Goya’s Saturn , on the other hand is comic-book; he looks completely  ‘out of his tree’; whichever end of the carcass was  topmost would, of course, be the end that got chewed off first. And since the headless body seems to be of adult proportions, this Saturn is a giant. As regards which Saturn I’d prefer to bump into, I suppose I’d take my chances with the first; on the other hand, since he looks like any old man, I might well run him and not recognise anything different in him; and that’s serious menace.

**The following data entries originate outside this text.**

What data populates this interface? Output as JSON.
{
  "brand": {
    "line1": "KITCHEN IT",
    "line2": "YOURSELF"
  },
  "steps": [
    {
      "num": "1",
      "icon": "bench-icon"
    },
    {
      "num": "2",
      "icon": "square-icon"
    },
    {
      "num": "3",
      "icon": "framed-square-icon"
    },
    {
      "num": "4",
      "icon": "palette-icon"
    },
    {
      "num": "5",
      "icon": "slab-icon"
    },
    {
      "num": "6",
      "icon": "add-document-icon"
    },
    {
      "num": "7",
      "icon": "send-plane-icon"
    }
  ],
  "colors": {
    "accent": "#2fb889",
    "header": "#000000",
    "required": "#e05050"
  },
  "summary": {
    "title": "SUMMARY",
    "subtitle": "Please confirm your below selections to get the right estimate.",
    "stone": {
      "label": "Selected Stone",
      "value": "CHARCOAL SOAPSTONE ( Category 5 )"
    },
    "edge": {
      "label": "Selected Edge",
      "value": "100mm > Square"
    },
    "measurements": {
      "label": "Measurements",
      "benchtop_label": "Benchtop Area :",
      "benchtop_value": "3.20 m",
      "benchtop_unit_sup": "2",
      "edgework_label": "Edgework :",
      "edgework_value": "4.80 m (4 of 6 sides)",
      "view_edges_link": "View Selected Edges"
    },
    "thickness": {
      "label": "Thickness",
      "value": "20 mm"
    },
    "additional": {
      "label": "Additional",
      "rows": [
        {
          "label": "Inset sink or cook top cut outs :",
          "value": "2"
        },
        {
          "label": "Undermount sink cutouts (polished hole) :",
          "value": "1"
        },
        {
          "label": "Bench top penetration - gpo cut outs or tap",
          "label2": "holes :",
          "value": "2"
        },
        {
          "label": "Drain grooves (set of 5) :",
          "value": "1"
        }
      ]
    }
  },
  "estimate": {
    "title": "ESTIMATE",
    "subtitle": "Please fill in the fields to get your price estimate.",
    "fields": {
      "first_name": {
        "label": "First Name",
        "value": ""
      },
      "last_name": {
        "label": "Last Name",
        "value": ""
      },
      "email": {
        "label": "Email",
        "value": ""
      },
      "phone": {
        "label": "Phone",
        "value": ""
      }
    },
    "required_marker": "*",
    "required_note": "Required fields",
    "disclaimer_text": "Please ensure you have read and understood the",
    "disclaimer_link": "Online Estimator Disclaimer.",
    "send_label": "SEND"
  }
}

It helps me to use images like these to spur ideas in my own writing. The various different interpretations of Goya’s painting (time devouring the young, Spanish war efforts devouring its youth, deaths of Goya’s own children, relations with his son)  are prime fodder for poetry and the images can prepare the stage. But isn’t it intriguing how completely different the poem would end up if based on one or the other of these two images?  

Wednesday, April 25, 2012

Following a Different Piper

It’s been a busy and productive three weeks. After researching mythology associated with Irish neolithic sites, particularly Brewel Hill and Killeen Cormac in County Kildare, Loughcrew in County Meath, I have written 12 new poems to accompany a forthcoming exhibition of paintings by Elaine Leigh, a colleague of mine. Elaine’s images draw on stories related to these sites: the piper and dancers turned to stone on Brewel Hill; the Cailleach, goddess of winter, who scattered the stones that gave rise the cairns at Loughcrew; the Púca, (related to Puck), shape shifter and mischief-maker in Celtic lore.


The paintings are abstract: suggestions of human visages in stone, orbs of energy like flowers on stalks that are threads through time, ballerina-like trees, skeletal heads of horses, hounds, goats: the various incarnations of the Púca. They are richly coloured in gold, crimson and azure blue, beautifully rendered, highly original, full of energy, absorbing and evocative.

For me, it has been a change in direction. Not altogether my comfort zone: getting the balance between the modern and ancient proved difficult. Should there be constant reference to oak woods and hazel copses, should I use November or Samhain; keeping the “faery” element without becoming 19th century presents problems.

It has been instructive; the difficulty of writing poems that are not merely retelling what is already in the images, that provide information on the images while retaining artistic merit in themselves; poems that complement the spirit and mood of the paintings. Has it worked? I have no doubt about Elaine Leigh’s work, and I’m looking forward to your judgements on mine.


On a different tack but, coincidently, related, this Thursday there will be two sessions of story-telling in Rathmines Library at 2pm and 5pm. A fantastic opportunity to hear wonderful tellers weave their magic.